### Johnson Counters

 Johnson counters The switch-tail ring counter, also know as the Johnson counter, overcomes some of the limitations of the ring counter. Like a ring counter a Johnson counter is a shift register fed back on its’ self. It requires half the stages of a comparable ring counter for a given division ratio. If the complement output of a ring counter is fed back to the input instead of the true output, a Johnson counter results. The difference between a ring counter and a Johnson counter is which output of the last stage is fed back (Q or Q'). Carefully compare the feedback connection below to the previous ring counter.

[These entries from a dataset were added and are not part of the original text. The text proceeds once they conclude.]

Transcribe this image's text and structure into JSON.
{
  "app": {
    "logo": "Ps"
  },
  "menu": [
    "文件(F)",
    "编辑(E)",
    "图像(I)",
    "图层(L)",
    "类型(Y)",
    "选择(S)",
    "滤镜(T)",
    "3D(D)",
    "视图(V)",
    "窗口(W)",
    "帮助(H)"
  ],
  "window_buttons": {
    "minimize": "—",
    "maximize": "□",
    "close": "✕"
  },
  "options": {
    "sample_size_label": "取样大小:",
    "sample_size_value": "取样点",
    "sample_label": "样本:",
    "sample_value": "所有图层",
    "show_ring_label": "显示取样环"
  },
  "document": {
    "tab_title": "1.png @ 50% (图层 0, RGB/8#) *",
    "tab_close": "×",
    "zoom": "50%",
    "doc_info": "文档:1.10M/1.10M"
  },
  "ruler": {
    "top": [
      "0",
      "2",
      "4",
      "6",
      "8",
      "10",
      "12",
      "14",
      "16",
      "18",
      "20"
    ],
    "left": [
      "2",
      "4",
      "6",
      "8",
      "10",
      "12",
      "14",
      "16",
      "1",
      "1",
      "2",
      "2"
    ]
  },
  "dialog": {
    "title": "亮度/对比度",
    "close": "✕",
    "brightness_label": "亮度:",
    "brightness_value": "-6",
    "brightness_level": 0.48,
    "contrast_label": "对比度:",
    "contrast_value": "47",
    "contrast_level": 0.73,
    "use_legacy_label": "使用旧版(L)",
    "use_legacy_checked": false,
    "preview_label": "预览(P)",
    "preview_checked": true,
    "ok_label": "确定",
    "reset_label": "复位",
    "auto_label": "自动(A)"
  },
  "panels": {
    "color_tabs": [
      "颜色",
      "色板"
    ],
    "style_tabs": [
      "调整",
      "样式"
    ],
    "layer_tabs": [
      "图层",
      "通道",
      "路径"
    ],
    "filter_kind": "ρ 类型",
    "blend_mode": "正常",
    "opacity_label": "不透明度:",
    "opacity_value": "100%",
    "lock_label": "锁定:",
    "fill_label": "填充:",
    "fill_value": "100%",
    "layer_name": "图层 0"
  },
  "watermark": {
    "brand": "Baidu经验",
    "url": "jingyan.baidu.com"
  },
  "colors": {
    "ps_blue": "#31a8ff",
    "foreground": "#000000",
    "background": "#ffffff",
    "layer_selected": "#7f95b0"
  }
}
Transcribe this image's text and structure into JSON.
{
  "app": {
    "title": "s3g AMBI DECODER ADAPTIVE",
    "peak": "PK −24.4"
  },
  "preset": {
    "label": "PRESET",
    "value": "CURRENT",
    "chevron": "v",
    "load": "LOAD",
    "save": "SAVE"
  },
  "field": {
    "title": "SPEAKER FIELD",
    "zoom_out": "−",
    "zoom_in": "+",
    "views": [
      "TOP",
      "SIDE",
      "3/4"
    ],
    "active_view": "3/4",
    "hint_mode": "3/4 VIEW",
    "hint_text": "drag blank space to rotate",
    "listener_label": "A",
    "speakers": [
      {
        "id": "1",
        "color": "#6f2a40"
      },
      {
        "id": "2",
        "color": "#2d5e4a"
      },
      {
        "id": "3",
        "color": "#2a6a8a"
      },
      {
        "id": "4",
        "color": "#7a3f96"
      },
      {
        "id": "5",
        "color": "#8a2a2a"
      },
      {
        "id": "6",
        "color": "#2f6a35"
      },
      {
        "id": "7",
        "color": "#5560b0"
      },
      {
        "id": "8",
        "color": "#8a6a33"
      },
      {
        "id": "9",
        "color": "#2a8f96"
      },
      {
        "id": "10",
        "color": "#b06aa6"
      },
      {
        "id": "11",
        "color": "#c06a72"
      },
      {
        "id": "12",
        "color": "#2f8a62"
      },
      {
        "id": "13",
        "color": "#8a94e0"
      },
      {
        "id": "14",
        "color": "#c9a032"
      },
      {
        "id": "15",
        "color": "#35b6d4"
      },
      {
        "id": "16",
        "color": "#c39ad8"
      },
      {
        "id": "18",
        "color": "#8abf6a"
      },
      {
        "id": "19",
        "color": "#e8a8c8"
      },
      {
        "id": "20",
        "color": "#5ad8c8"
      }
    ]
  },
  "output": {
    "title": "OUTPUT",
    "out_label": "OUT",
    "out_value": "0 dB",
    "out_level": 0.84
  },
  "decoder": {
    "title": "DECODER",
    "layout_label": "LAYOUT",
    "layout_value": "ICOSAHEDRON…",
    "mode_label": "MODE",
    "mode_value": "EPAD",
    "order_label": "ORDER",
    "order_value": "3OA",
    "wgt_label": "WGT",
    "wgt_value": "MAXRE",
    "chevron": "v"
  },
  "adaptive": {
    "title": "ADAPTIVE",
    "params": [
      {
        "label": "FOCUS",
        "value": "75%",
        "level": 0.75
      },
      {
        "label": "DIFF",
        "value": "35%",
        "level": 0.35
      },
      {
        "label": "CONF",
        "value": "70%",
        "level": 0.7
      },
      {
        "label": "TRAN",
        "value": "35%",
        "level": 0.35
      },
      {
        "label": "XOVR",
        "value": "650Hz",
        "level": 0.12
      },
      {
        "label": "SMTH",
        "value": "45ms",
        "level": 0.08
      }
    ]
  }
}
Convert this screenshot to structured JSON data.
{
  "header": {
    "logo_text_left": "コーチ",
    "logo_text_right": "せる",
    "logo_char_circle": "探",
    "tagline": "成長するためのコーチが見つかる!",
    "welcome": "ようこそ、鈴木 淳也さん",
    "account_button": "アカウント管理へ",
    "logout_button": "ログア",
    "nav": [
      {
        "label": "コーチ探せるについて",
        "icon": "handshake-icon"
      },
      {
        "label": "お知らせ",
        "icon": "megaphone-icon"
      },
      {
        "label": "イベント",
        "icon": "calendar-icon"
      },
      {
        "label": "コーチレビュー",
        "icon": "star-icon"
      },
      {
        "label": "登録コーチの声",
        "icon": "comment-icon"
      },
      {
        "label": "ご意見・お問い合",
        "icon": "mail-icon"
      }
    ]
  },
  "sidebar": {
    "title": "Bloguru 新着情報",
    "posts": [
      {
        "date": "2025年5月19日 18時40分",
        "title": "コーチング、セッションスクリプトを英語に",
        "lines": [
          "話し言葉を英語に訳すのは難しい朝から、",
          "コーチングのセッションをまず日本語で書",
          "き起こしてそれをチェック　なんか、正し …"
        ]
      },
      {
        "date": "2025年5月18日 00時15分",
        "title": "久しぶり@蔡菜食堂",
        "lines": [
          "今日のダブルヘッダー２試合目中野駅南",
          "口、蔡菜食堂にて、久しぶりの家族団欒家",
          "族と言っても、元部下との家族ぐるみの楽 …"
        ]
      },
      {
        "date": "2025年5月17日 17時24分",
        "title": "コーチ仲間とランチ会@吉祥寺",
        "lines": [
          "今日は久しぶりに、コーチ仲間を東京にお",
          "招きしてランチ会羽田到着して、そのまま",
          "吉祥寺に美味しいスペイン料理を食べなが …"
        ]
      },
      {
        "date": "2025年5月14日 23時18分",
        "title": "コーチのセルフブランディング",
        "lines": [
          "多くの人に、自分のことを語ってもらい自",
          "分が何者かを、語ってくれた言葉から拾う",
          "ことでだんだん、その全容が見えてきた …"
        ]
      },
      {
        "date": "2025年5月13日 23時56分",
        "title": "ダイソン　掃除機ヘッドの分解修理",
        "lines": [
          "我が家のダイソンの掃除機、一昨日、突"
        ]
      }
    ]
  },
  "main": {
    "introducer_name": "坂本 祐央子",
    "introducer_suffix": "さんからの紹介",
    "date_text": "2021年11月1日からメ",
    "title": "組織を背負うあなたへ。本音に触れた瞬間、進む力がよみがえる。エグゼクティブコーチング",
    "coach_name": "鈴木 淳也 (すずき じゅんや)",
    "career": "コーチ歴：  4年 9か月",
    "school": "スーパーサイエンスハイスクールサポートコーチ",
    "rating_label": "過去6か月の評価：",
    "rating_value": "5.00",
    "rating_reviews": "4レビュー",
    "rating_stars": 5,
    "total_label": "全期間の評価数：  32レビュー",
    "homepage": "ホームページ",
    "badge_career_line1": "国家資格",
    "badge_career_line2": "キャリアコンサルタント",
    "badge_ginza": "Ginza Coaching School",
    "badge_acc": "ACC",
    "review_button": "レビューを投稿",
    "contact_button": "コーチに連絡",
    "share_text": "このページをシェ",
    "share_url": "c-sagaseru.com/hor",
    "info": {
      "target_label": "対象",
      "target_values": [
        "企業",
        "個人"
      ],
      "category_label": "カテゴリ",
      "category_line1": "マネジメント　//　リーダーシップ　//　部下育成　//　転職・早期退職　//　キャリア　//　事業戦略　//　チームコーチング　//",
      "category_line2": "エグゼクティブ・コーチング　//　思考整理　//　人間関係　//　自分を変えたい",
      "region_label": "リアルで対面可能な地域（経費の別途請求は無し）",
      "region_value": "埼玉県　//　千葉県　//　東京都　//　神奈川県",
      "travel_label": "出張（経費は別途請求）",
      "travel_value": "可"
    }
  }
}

Figure 1: 4-bit Johnson Ring counter This “reversed” feedback connection has a profound effect upon the behavior of the otherwise similar circuits. Recirculating a single 1 around a ring counter divides the input clock by a factor equal to the number of stages. Whereas, a Johnson counter divides by a factor equal to twice the number of stages. For example, a 4-stage ring counter divides by 4. A 4-stage Johnson counter divides by 8. Start a Johnson counter by clearing all stages to 0s before the first clock. This is often done at power-up time. Referring to the figure below, the first clock shifts three 0s from (QA QB QC) to the right into (QB QC QD). The 1 at Q'D is shifted back into QA. Thus, we start shifting 1s to the right, replacing the 0s. Where a ring counter recirculated a single 1, the 4-stage Johnson counter recirculates four 0s then four 1s for an 8-bit pattern, then repeats. Figure 2: Timing-diagram of four stage Johnson Ring counter with 1000 loaded The above waveforms illustrates that multi-phase square waves are generated by a Johnson counter. The 4-stage unit above generates four overlapping phases of 50% duty cycle. How many stages would be required to generate a set of three phase waveforms? For example, a three stage Johnson counter, driven by a 360 Hertz clock would generate three 120o phased square waves at 60 Hertz.